Dire que les Etats occidentaux sont frustrés par la Russie est un euphémisme. Ils sont livides, comme on peut le voir à la façon dont leur entreprise criminelle de changement de régime en Syrie a été mise en déroute. Par conséquent, les efforts occidentaux visent à accuser la Russie de « crimes de guerre » et de la comparer à l’Allemagne nazie [Méga Point Godwin pour l’Occident – NDT].
Combinez cette diabolisation avec les affirmations à sensation selon lesquelles la Russie tente de subvertir les démocraties occidentales, le climat politique toxique devient alors propice pour des mesures de plus grande portée.
Il s’agit là d’une logique réductionniste osée : la Russie est un Etat ennemi, et les médias russes sont des outils de propagande ennemis.

Etant donné que les législateurs européens voteront cette semaine sur la lutte contre les médias russes, on peut supposer que la prochaine étape logique sera l’interdiction pure et simple des chaînes russes sur les ondes et Internet.
Mais comme a déclaré Margarita Simonyan, rédactrice en chef de RT, à Deutsche Welle, le mouvement draconien visant à interdire les médias russes ne fait que démontrer à quel point les discours occidentaux sur la « liberté d’expression » sont vides.

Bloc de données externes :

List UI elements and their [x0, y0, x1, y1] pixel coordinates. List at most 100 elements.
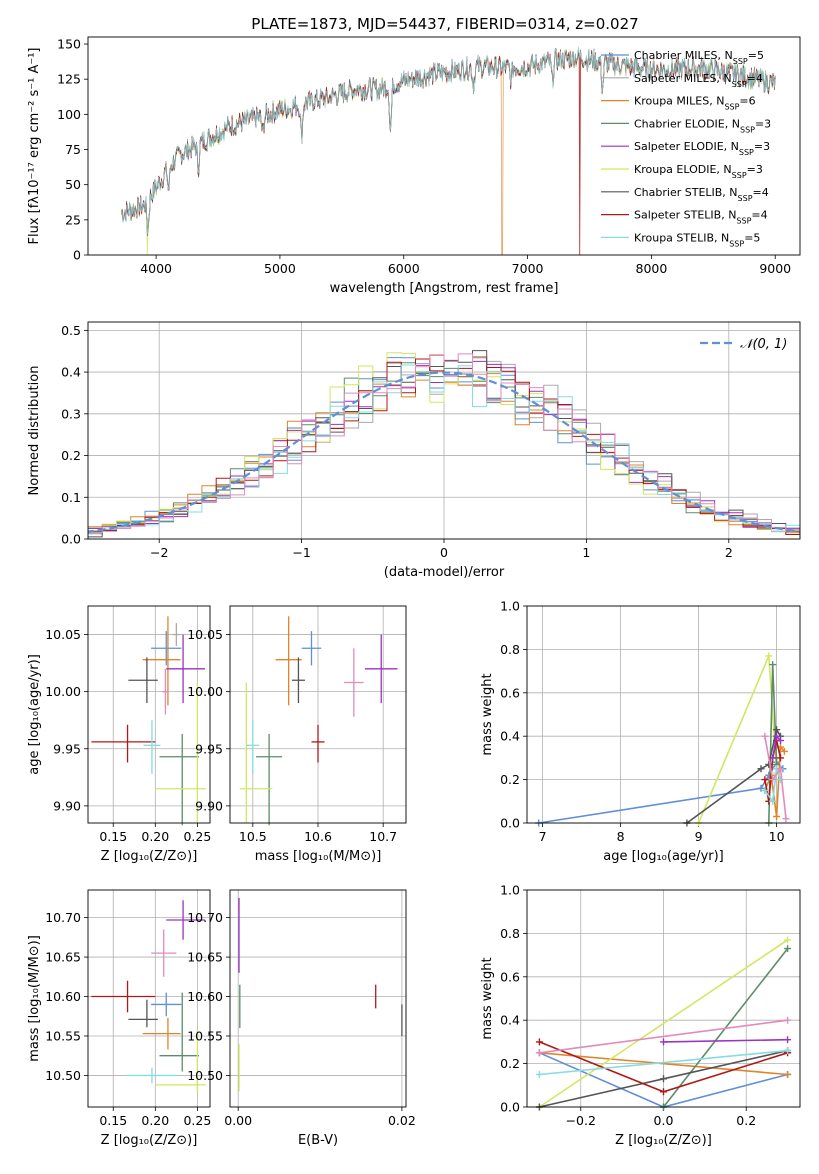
histogram-salpeter_stelib — [88, 358, 800, 537]
x-tick-label: 2 — [725, 545, 733, 560]
x-tick-label: 8000 — [636, 261, 668, 276]
y-tick-label: 0.6 — [500, 685, 520, 700]
errorbar-salpeter_elodie — [364, 634, 398, 704]
x-tick-label: 6000 — [388, 261, 420, 276]
weight-marker-pink — [761, 732, 769, 740]
x-axis-label: age [log₁₀(age/yr)] — [603, 849, 724, 864]
errorbar-kroupa_stelib — [126, 1067, 178, 1084]
y-axis-label: age [log₁₀(age/yr)] — [27, 654, 42, 775]
weight-marker-salpeter_stelib — [777, 754, 784, 762]
x-tick-label: 1 — [582, 545, 590, 560]
weight-marker-kroupa_stelib — [761, 786, 769, 794]
y-tick-label: 10.50 — [187, 1068, 223, 1083]
y-tick-label: 100 — [57, 107, 81, 122]
errorbar-chabrier_elodie — [159, 733, 200, 826]
x-axis-label: Z [log₁₀(Z/Z⊙)] — [101, 849, 198, 864]
x-tick-label: 9000 — [759, 261, 791, 276]
panel-spectrum: 4000 5000 6000 7000 8000 9000 0 25 50 75 100 125 150… — [27, 36, 801, 296]
y-tick-label: 1.0 — [500, 599, 520, 614]
x-axis-label: mass [log₁₀(M/M⊙)] — [255, 849, 382, 864]
errorbar-chabrier_stelib — [128, 999, 158, 1028]
y-tick-label: 0.4 — [500, 1013, 520, 1028]
y-tick-label: 10.60 — [187, 989, 223, 1004]
legend-label-kroupa_miles: Kroupa MILES, NSSP=6 — [634, 95, 756, 112]
legend-label-chabrier_miles: Chabrier MILES, NSSP=5 — [634, 49, 764, 66]
x-tick-label: 7000 — [512, 261, 544, 276]
errorbar-kroupa_elodie — [239, 682, 273, 823]
y-axis-label: mass weight — [480, 957, 495, 1039]
x-tick-label: 10.5 — [239, 829, 267, 844]
x-axis-label: E(B-V) — [298, 1133, 338, 1148]
y-tick-label: 75 — [65, 142, 81, 157]
x-axis-label: Z [log₁₀(Z/Z⊙)] — [615, 1133, 712, 1148]
axes-frame — [526, 889, 801, 1108]
errorbar-kroupa_miles — [142, 616, 181, 706]
errorbar-salpeter_stelib — [91, 724, 156, 763]
y-tick-label: 0.8 — [500, 926, 520, 941]
y-tick-label: 10.70 — [45, 910, 81, 925]
x-tick-label: 0.0 — [654, 1113, 674, 1128]
weight-marker-chabrier_elodie — [784, 945, 792, 953]
y-tick-label: 0.1 — [61, 490, 81, 505]
weight-line-chabrier_miles — [538, 760, 784, 824]
errorbar-kroupa_stelib — [246, 720, 260, 774]
weight-marker-salpeter_elodie — [769, 754, 777, 762]
y-tick-label: 9.90 — [53, 798, 81, 813]
x-tick-label: 10.6 — [304, 829, 332, 844]
panel-residuals: −2 −1 0 1 2 0.0 0.1 0.2 0.3 0.4 0.5 (data-model)/er… — [27, 321, 801, 580]
y-tick-label: 0.2 — [500, 772, 520, 787]
errorbar-kroupa_elodie — [155, 682, 206, 823]
x-tick-label: −2 — [150, 545, 168, 560]
y-tick-label: 150 — [57, 37, 81, 52]
errorbar-salpeter_stelib — [311, 724, 325, 763]
y-tick-label: 0.3 — [61, 406, 81, 421]
weight-marker-kroupa_miles — [784, 1070, 792, 1078]
x-tick-label: 8 — [617, 829, 625, 844]
normal-curve — [88, 371, 800, 533]
errorbar-chabrier_stelib — [128, 657, 158, 704]
errorbar-kroupa_miles — [142, 1017, 181, 1050]
y-tick-label: 0 — [73, 248, 81, 263]
errorbar-chabrier_elodie — [256, 733, 283, 826]
weight-line-pink — [539, 1019, 788, 1054]
errorbar-chabrier_miles — [151, 992, 182, 1017]
x-tick-label: −1 — [292, 545, 310, 560]
y-tick-label: 0.5 — [61, 323, 81, 338]
x-tick-label: 0.20 — [141, 1113, 169, 1128]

« C’est une interprétation plutôt intéressante des valeurs occidentales tant vantées, en particulier sur la liberté d’expression – qui dans le concret signifie apparemment d’attaquer une voix de dissidence rare parmi des milliers de médias européens » a ajouté Simonyan.
Les gouvernements occidentaux sont en train d’adopter des méthodes de despote.
Incapables de faire ce que bon leur semble, y compris de violer le droit international et d’aller en guerre où et quand bon leur semble, ils s’en prennent alors aux pays qui résistent, comme la Russie, au point de désigner la Russie comme un pays ennemi, susceptible donc de faire l’objet d’une agression militaire.
Et lorsque des médias exposent les doubles normes et l’hypocrisie criminelle de l’Occident, ces médias sont alors fustigés comme étant de la propagande ennemie, qui doivent être arrêtés et interdits.

La décadence occidentale est vraiment en train de sombrer dans le caniveau ou dans la corruption et l’absurde. Un destin qui est le résultat de l’effondrement interne due à la politique et au bellicisme de sa propre oligarchie. Et l’opinion publique occidentale le comprend de mieux en mieux, avec ou sans l’aide des Russes.
Tirer sur le messager ne modifie pas le message.